The world is a complicated place. All our American hands are crimson from the blood of slavery and its subsequent iniquity.
Lincoln sold his wife’s inherited slaves instead of freeing them. He advocated the colonization of Liberia to send as many people of African heritage back to the African continent as possible because he did not believe whites and blacks could live together in peace and equality, that blacks did not have the mental and social capabilities of living in a free society.
His Emancipation Proclamation, a bald political move to pull the United Kingdom back from the brink of formally recognizing the Confederacy, guaranteed the perpetuation of slavery to any territory or state which would lay down their arms and come back into the Union. If slavery was all Lee and the South wanted, none of them took advantage of the offer. On the Union side, General, and later President, U.S. Grant retained his slaves until he was forced by the 13th Amendment to give them up.
There is a reason that slavery was not long tolerated in the North.
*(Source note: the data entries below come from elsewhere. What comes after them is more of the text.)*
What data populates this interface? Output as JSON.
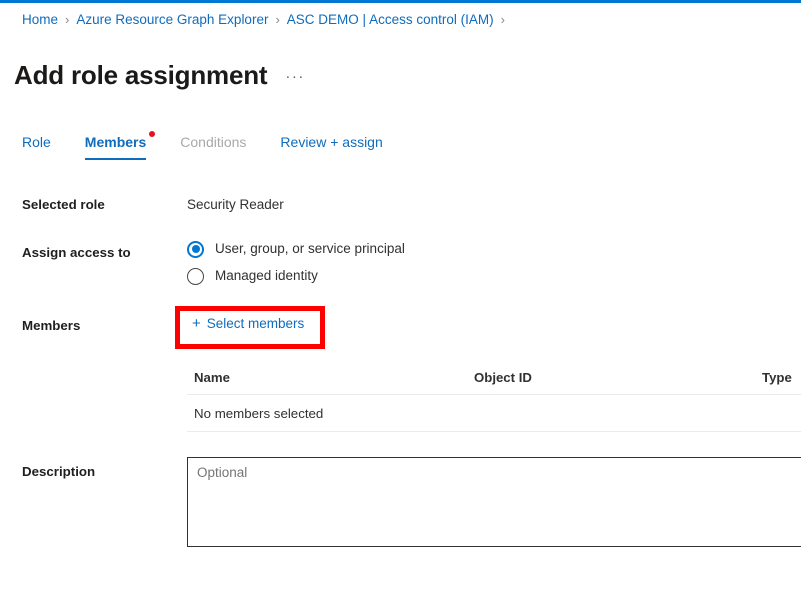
{
  "theme": {
    "accent_blue": "#0078d4",
    "link_blue": "#0f6cbd",
    "highlight_red": "#fd0000",
    "badge_red": "#e81123",
    "disabled_grey": "#a9a9a9"
  },
  "breadcrumb": {
    "items": [
      {
        "label": "Home"
      },
      {
        "label": "Azure Resource Graph Explorer"
      },
      {
        "label": "ASC DEMO | Access control (IAM)"
      }
    ],
    "separator": "›"
  },
  "header": {
    "title": "Add role assignment",
    "more_menu": "···"
  },
  "tabs": [
    {
      "label": "Role",
      "state": "enabled",
      "badge": false
    },
    {
      "label": "Members",
      "state": "active",
      "badge": true
    },
    {
      "label": "Conditions",
      "state": "disabled",
      "badge": false
    },
    {
      "label": "Review + assign",
      "state": "enabled",
      "badge": false
    }
  ],
  "form": {
    "selected_role": {
      "label": "Selected role",
      "value": "Security Reader"
    },
    "assign_access_to": {
      "label": "Assign access to",
      "options": [
        {
          "label": "User, group, or service principal",
          "selected": true
        },
        {
          "label": "Managed identity",
          "selected": false
        }
      ]
    },
    "members": {
      "label": "Members",
      "select_button": {
        "plus_icon": "+",
        "label": "Select members",
        "highlighted": true
      },
      "table": {
        "columns": [
          "Name",
          "Object ID",
          "Type"
        ],
        "empty_message": "No members selected",
        "rows": []
      }
    },
    "description": {
      "label": "Description",
      "value": "",
      "placeholder": "Optional"
    }
  }
}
Northern whites could not abide the presence of people of African descent. That is why the Northwest Territory had a provision that no one of African descent could own land in what is today the MidWest.
The US Army was dispatched to manhandle violent rioters in the streets of New York City when residents found out the Lincoln Administration wanted to change the direction of the War to include freeing the slaves.
The war crimes, rapes and torture of slaves, contrabanding of medicines and Bibles, and the total war strategy of making war on defenseless elderly, women, slaves, and children, that Grant, Sherman, and Lincoln prosecuted were sins of incalculable depth toward both white and black Southerners.
The politics of Reconstruction set Southern blacks and whites against one another as a strategy of the Northern victors to maintain a level of social and political control in the American South. ‘Separate but equal’ was an imposed Northern idea. The resulting post-War racism and Jim Crow codes were a direct result of that Reconstruction strategy. Southerners’ sinful resentment and bitterness about the prosecution and results of the war led to the sinful way freed blacks were treated for a century.
Slavery and virulent racism has not been just a Southern sin. It was and continues to be an American sin.
I might add that we are beginning to find a growing number of Southerners of African descent also died defending their homes and families. While there is opposition to the idea that black Southerners willingly fought under the Confederate flag, there is a growing body of documentation in photographs, diaries, family histories, state pension records, etc., that more than a few African-Confederates existed.